In the case of an LLC, the company usually indemnifies members, managers or officers when they join the company. This way, the individuals can join knowing that, if they are ever sued over something they do in their company roles, their costs will be covered by the LLC, usually as long as they act in good faith. “Good faith” means you can’t just go around trying to get sued. Use common sense. But if a member of the LLC gets sued just for doing their job, indemnification promises that they don’t have to worry about shelling out the money for a lawyer.
Releasing liability is similar to indemnification (in that outlines what happens when something bad happens). But it’s different in key respects. As “liability” means to take responsibility for some action, releasing liability means not taking responsibility for some action. In a nutshell: a person who has released liability has promised not to sue if a specific bad thing happens.
For example, let’s say you decide to go skydiving. The skydiving company will usually have you sign a waiver or release form. This is because they know they are potentially liable, or responsible, for things that could go wrong. By signing the form you are releasing them from liability. You are telling them, “I won’t sue you, and can’t sue you, if things go wrong.”

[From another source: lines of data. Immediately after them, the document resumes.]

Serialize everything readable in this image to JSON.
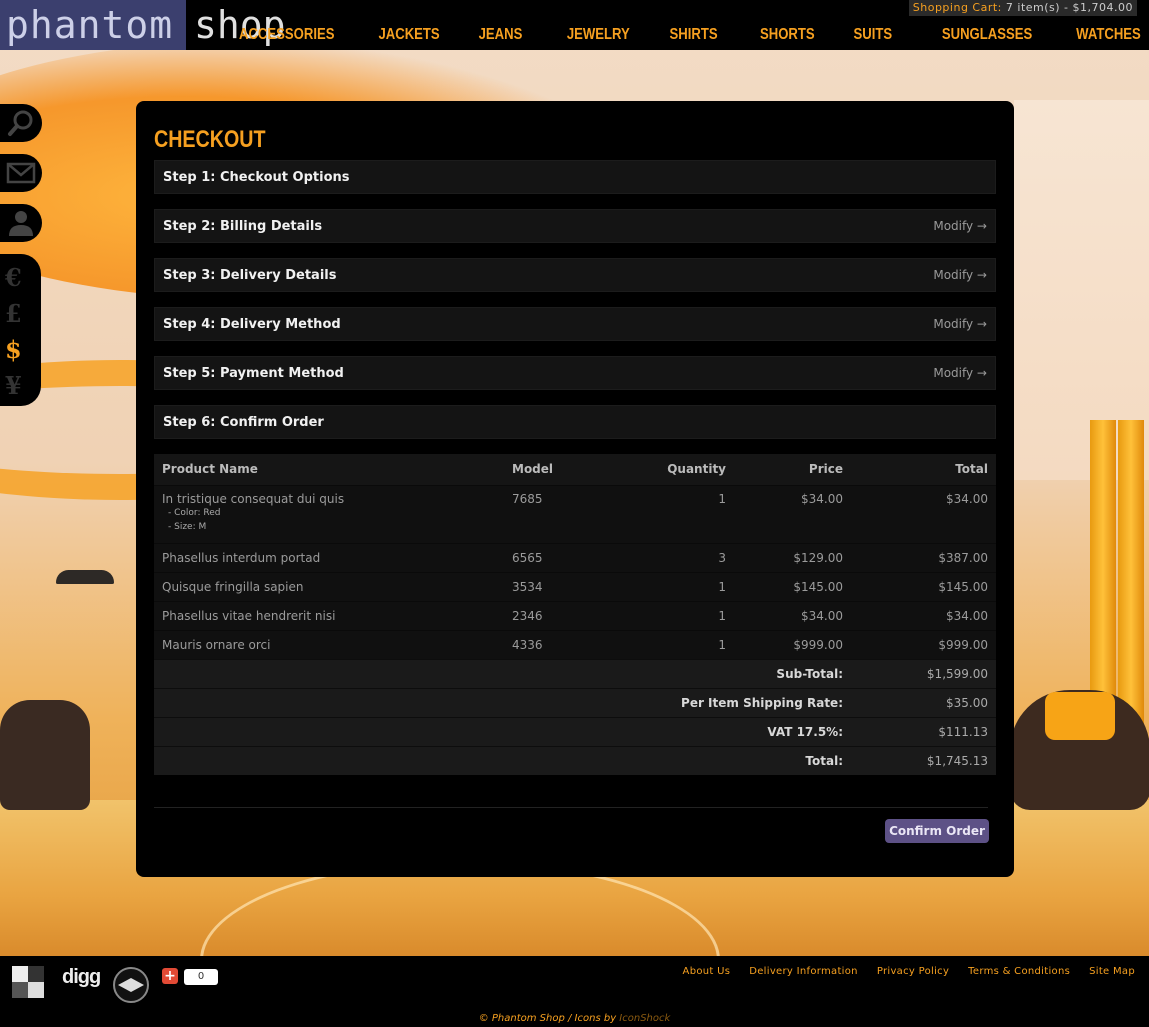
{
  "brand": {
    "name_a": "phantom",
    "name_b": "shop"
  },
  "cart": {
    "label": "Shopping Cart:",
    "summary": "7 item(s) - $1,704.00"
  },
  "nav": [
    "ACCESSORIES",
    "JACKETS",
    "JEANS",
    "JEWELRY",
    "SHIRTS",
    "SHORTS",
    "SUITS",
    "SUNGLASSES",
    "WATCHES"
  ],
  "side_tools": [
    "search-icon",
    "mail-icon",
    "user-icon"
  ],
  "currencies": [
    "€",
    "£",
    "$",
    "¥"
  ],
  "active_currency": "$",
  "checkout": {
    "title": "CHECKOUT",
    "steps": [
      {
        "label": "Step 1: Checkout Options",
        "modify": ""
      },
      {
        "label": "Step 2: Billing Details",
        "modify": "Modify →"
      },
      {
        "label": "Step 3: Delivery Details",
        "modify": "Modify →"
      },
      {
        "label": "Step 4: Delivery Method",
        "modify": "Modify →"
      },
      {
        "label": "Step 5: Payment Method",
        "modify": "Modify →"
      },
      {
        "label": "Step 6: Confirm Order",
        "modify": ""
      }
    ],
    "columns": [
      "Product Name",
      "Model",
      "Quantity",
      "Price",
      "Total"
    ],
    "products": [
      {
        "name": "In tristique consequat dui quis",
        "options": [
          "- Color: Red",
          "- Size: M"
        ],
        "model": "7685",
        "qty": "1",
        "price": "$34.00",
        "total": "$34.00"
      },
      {
        "name": "Phasellus interdum portad",
        "options": [],
        "model": "6565",
        "qty": "3",
        "price": "$129.00",
        "total": "$387.00"
      },
      {
        "name": "Quisque fringilla sapien",
        "options": [],
        "model": "3534",
        "qty": "1",
        "price": "$145.00",
        "total": "$145.00"
      },
      {
        "name": "Phasellus vitae hendrerit nisi",
        "options": [],
        "model": "2346",
        "qty": "1",
        "price": "$34.00",
        "total": "$34.00"
      },
      {
        "name": "Mauris ornare orci",
        "options": [],
        "model": "4336",
        "qty": "1",
        "price": "$999.00",
        "total": "$999.00"
      }
    ],
    "totals": [
      {
        "label": "Sub-Total:",
        "value": "$1,599.00"
      },
      {
        "label": "Per Item Shipping Rate:",
        "value": "$35.00"
      },
      {
        "label": "VAT 17.5%:",
        "value": "$111.13"
      },
      {
        "label": "Total:",
        "value": "$1,745.13"
      }
    ],
    "confirm_label": "Confirm Order"
  },
  "footer": {
    "digg": "digg",
    "share_count": "0",
    "links": [
      "About Us",
      "Delivery Information",
      "Privacy Policy",
      "Terms & Conditions",
      "Site Map"
    ],
    "copyright": "© Phantom Shop / Icons by ",
    "copyright_credit": "IconShock"
  },
  "colors": {
    "accent": "#f6a020",
    "button": "#5d5186",
    "panel": "#000000"
  }
}
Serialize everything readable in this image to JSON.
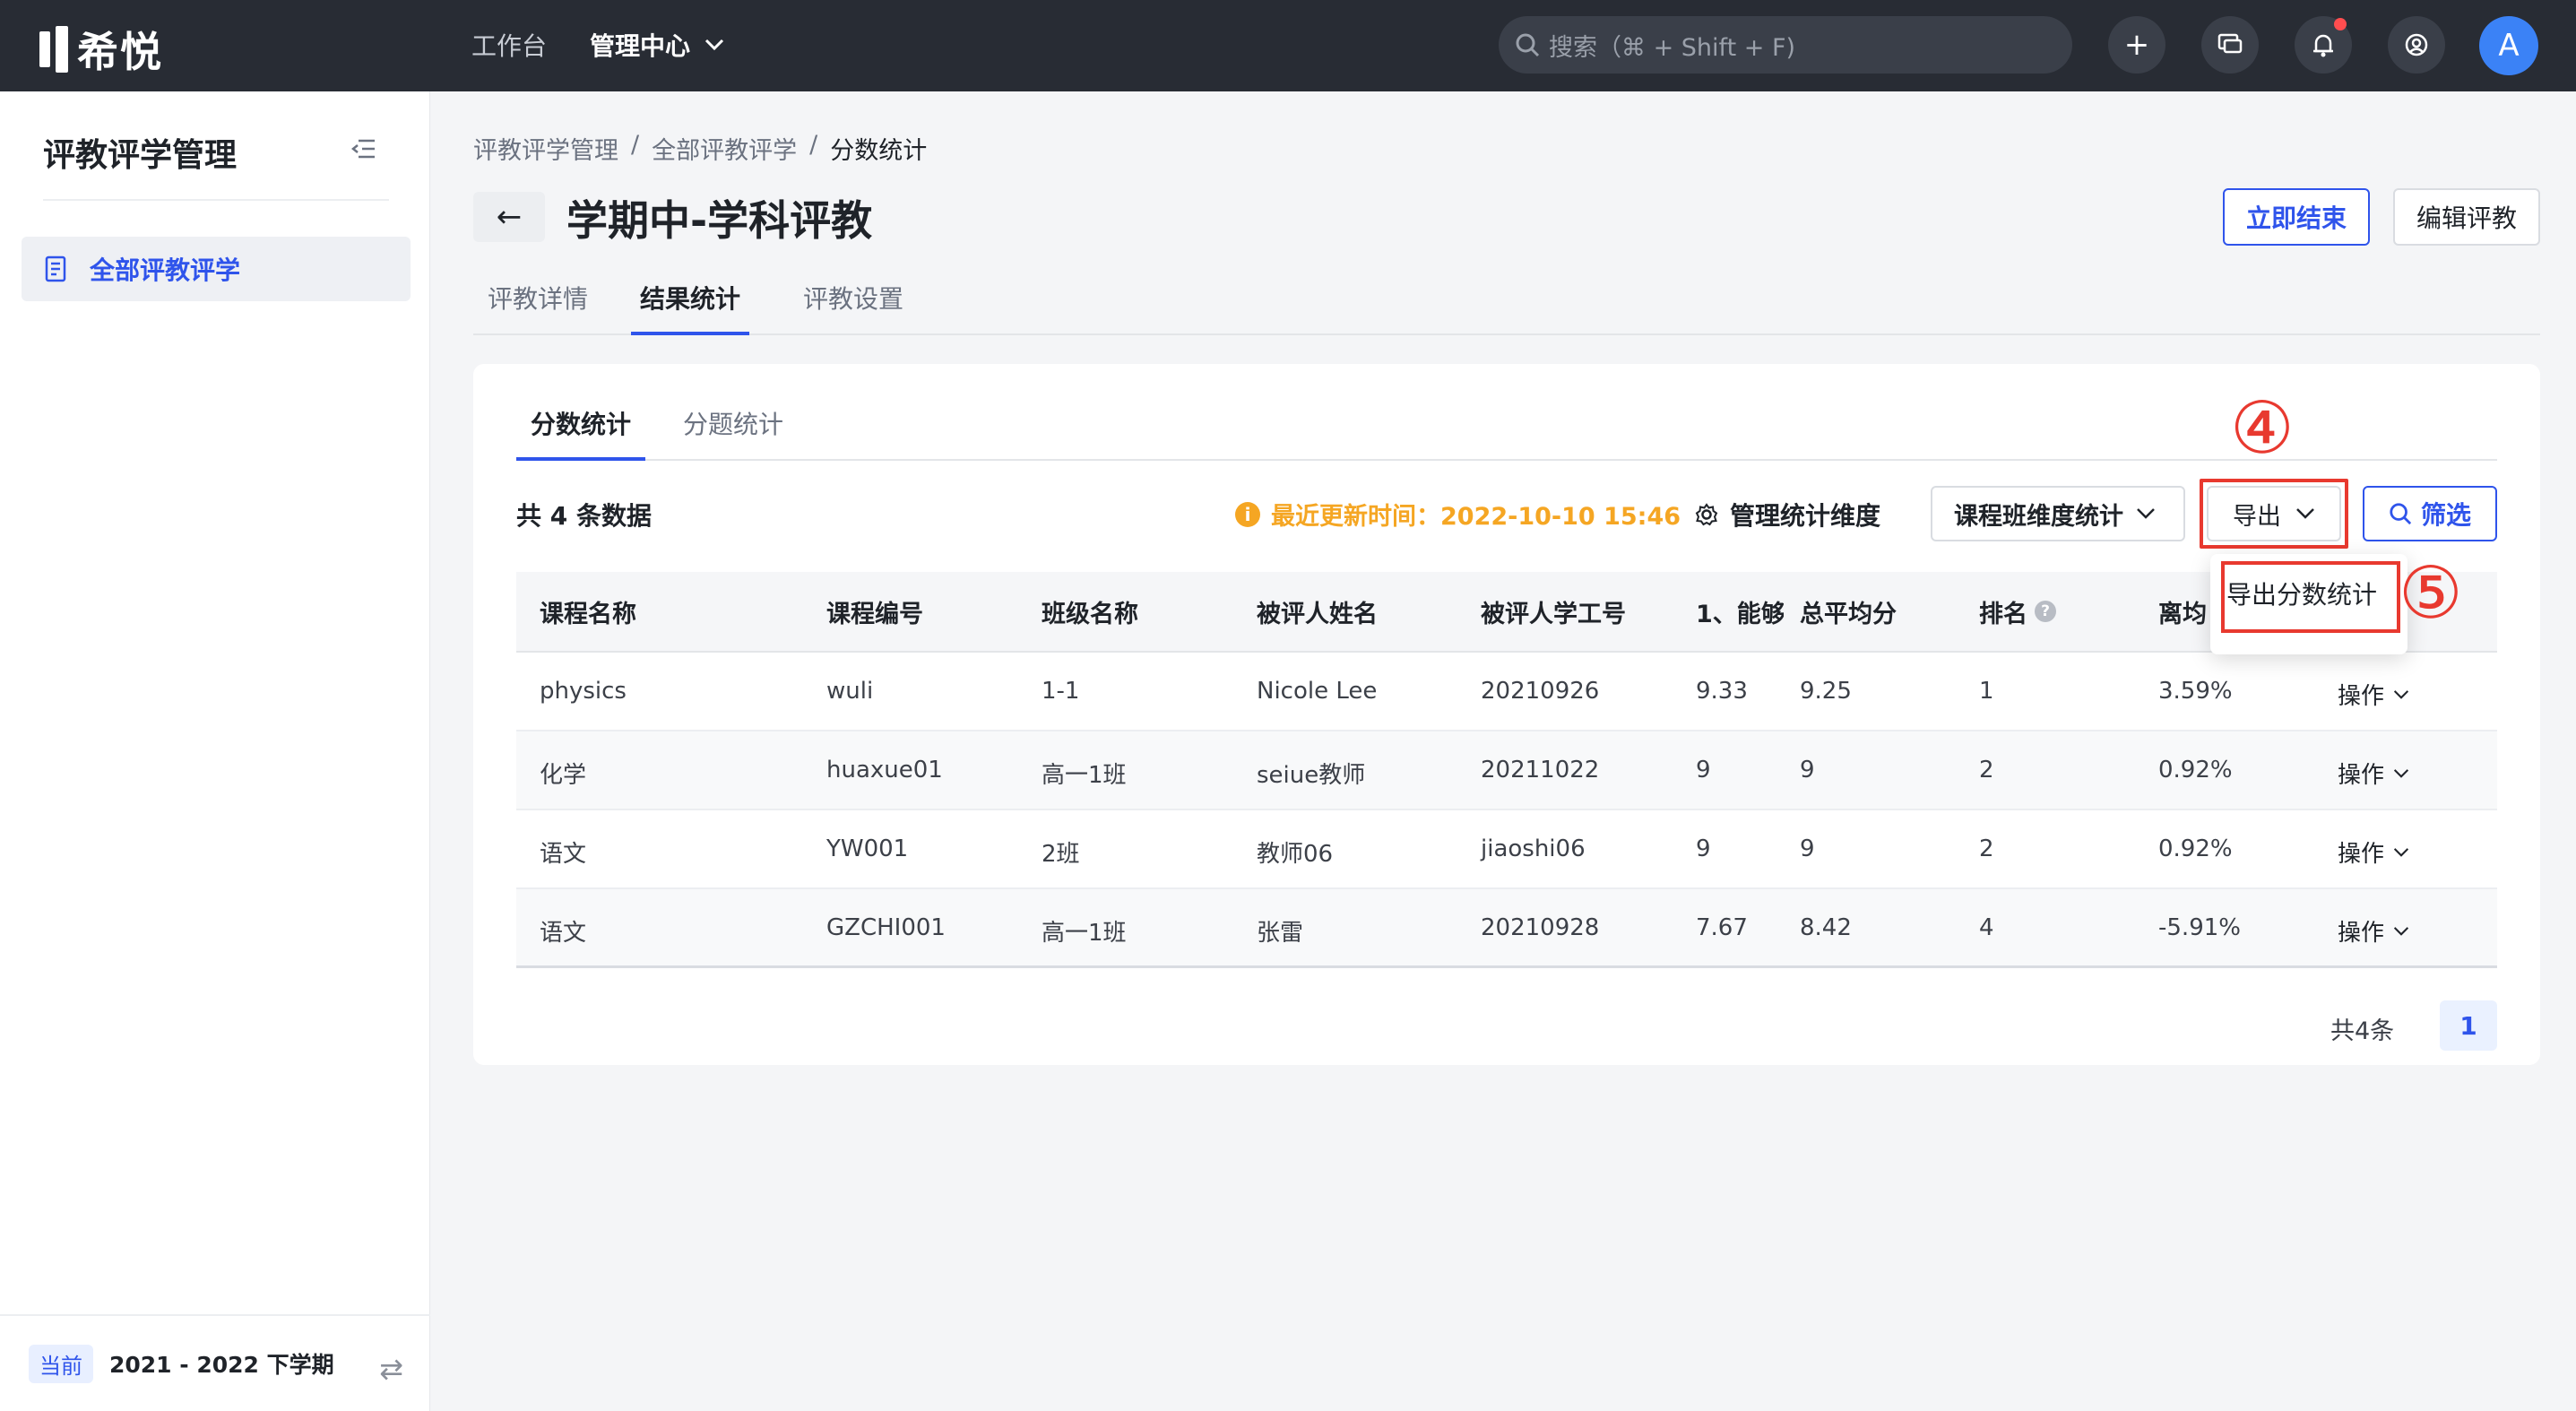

A limited liability company and its members or managers usually sign a mutual release when the person is leaving the company. In it, they agree to release one another from liability for any claims that they might have against each other. It would not make sense to release liability before the individual leaves the LLC since then there would be no reason for anyone to comply with the Operating Agreement or Articles of Organization.
Both of these terms are commonly used in agreements. And whil they’re nominally related, it’s very important to know the distinction. So when you’re making agreements of your own with DocRun, you’ll know exactly what’s best for you. And you won’t let the Legalese throw you for a loop!